Measurement of uranium and fission products in a spent fuel sample using fiber-optic laser-induced breakdown spectroscopy

Abstract

This study presents the development and application of a fiber-optic laser-induced breakdown spectroscopy (FO-LIBS) system designed for remote, in situ analysis of nuclear fuel debris at the Fukushima Daiichi Nuclear Power Station (FDNPS). To evaluate its performance in uranium detection and spatial mapping, a two-stage experimental approach was used. In the first stage, the FO-LIBS detection limit for uranium was determined in a laboratory environment using UO₂ samples with different concentrations.
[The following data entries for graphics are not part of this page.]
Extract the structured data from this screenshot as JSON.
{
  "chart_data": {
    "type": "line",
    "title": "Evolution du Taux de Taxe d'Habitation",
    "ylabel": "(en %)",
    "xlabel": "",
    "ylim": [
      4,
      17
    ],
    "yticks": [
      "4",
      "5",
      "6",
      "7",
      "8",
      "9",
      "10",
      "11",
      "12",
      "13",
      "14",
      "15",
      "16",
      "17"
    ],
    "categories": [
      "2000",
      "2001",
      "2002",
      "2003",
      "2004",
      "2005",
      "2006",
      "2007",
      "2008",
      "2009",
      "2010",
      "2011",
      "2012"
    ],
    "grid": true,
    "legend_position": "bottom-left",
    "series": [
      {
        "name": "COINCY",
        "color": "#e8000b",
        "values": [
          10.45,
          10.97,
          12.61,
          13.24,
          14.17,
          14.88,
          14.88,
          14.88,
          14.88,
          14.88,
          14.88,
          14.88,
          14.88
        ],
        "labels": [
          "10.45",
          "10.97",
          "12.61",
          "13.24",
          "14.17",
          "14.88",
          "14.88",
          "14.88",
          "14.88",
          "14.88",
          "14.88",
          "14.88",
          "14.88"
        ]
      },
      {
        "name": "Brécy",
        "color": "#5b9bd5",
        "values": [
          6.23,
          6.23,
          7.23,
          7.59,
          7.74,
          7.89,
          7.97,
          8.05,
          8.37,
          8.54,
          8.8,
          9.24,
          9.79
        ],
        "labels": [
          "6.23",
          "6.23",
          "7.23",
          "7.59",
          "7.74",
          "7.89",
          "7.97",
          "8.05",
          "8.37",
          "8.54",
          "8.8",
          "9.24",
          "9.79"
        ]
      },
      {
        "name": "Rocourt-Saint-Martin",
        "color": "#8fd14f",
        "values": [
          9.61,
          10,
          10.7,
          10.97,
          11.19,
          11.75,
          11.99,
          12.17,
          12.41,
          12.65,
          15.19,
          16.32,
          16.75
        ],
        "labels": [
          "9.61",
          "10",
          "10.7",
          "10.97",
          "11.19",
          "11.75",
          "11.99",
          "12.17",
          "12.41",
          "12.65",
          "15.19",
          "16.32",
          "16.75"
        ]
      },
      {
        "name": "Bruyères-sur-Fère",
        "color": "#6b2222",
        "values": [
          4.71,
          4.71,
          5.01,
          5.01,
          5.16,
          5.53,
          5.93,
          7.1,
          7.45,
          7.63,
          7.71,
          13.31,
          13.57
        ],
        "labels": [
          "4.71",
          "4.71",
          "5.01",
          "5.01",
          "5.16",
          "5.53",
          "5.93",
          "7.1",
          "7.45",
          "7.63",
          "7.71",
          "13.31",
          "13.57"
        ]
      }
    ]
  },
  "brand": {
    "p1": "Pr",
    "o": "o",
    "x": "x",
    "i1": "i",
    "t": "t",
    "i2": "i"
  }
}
Based on prominent uranium emission lines and calibration restricted to a low-concentration linear region (<10 wt%), a detection limit of approximately 3.5–3.7 wt% was achieved, with regression coefficient R² = 0.95. The system's ability for two-dimensional elemental mapping was then demonstrated on a simulated debris sample (UO₂–Zr–SUS), and the LIBS spatial maps were validated against scanning electron microscopy-energy dispersive X-ray spectroscopy measurements. In the second stage, the FO-LIBS system was deployed for the first time in a hot cell under high radiation (230 mSv h⁻¹) to analyse an actual boiling water reactor's spent fuel sample, as an exemplar of FDNPS fuel debris. The system successfully identified the main fuel components (U and Zr) along with several long-lived fission products and related markers (analytical proxies) such as Sr, Cs, Mo, Ba, and Rb. The LIBS emission intensity of Ba, Rb, and Cs near the periphery region was slightly higher than at the center of the fuel. This indicates a higher concentration of these elements in that area.